Lance Corporal Julian Woodall, USMC, was killed in action in Al Anbar province, Iraq on May 22, 2007. What made Julian different from all the other soldiers and Marines killed in Iraq this month was that I knew his father. Jerry Woodall worked for the Public Service Commission and he and I weathered many storms together at the State emergency operations center during the tumultuous 2004 and 2005 hurricane seasons. The death of his son made Jerry as much a veteran of the war as I was.
When I returned from Iraq I experienced the age-old problem of the veteran: trying to explain the war to the civilians who remained behind. The percentage of the American popualtion who are familiar with the military is very low. Most of any knowledge that they have comes from movies or television, a dubious source at best. Much of the experience of being in a war comes from the culture of the particular sevice with which one serves. There is a rich history, language and social standards that come with each service.
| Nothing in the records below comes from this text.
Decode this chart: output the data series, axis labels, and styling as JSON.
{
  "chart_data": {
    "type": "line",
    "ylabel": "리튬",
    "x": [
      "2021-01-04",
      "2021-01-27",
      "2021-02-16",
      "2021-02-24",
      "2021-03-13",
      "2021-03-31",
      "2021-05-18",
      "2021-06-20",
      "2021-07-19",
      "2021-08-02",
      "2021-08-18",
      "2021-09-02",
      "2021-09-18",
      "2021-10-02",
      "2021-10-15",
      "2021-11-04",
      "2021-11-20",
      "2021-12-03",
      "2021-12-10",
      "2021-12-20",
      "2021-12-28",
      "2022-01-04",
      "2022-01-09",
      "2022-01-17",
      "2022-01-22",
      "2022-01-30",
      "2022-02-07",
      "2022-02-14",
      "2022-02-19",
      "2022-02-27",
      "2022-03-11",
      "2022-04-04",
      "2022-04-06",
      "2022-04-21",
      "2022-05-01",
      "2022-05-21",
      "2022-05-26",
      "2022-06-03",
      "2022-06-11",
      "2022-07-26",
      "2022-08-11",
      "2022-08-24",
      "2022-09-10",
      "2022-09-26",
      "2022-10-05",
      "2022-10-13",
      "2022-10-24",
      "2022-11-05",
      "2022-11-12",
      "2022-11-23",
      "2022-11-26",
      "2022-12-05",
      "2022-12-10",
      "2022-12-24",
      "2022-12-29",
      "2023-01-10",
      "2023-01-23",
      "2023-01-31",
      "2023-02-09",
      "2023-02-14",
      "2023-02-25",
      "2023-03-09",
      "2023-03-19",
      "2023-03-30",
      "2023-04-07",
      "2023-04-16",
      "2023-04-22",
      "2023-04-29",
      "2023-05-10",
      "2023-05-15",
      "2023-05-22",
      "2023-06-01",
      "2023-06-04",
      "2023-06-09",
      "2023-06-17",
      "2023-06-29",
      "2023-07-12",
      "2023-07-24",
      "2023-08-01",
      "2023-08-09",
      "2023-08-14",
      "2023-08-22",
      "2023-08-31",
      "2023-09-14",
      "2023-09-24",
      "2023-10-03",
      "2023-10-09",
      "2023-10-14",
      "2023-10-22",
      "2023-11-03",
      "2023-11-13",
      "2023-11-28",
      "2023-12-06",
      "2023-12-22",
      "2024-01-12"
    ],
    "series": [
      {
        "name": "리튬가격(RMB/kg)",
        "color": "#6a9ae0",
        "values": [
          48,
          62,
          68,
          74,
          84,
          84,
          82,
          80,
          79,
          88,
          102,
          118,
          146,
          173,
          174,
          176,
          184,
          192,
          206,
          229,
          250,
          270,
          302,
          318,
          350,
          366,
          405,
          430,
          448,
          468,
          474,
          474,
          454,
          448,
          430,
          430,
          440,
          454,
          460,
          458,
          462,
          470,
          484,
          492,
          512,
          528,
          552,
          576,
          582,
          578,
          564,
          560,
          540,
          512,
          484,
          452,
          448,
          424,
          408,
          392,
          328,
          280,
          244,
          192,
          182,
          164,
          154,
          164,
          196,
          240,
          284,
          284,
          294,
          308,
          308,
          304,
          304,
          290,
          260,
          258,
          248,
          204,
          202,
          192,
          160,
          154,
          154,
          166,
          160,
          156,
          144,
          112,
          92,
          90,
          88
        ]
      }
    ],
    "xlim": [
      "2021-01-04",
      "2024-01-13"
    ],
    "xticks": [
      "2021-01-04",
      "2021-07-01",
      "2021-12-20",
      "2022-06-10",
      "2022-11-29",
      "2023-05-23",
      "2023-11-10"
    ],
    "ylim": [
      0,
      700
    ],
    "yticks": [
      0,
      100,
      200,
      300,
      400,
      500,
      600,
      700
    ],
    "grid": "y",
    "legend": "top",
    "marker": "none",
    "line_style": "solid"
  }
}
This culture is the foundation upon which each individuals war experience is laid. Explaining the war experience to the uninitiated is like translating from one language to another with only a tourist guidebook. A lot gets lost in the translation.
Jerry, his wife Meredith and Julian's widow Melissa entered a foreign, untranslatable world the night of May 22 when three Marines arrived at their door with terrible news. Just as I am unable to truly explain what happened to me in Iraq Jerry will never be able to relate the feelings and emotions that come with losing a child in a war. In this sense Jerry has become a veteran of the war. He has joined, unwillingly, a growing population of parents who were thrust into the same situation. They are all, we are all, veterans of this war and all wars.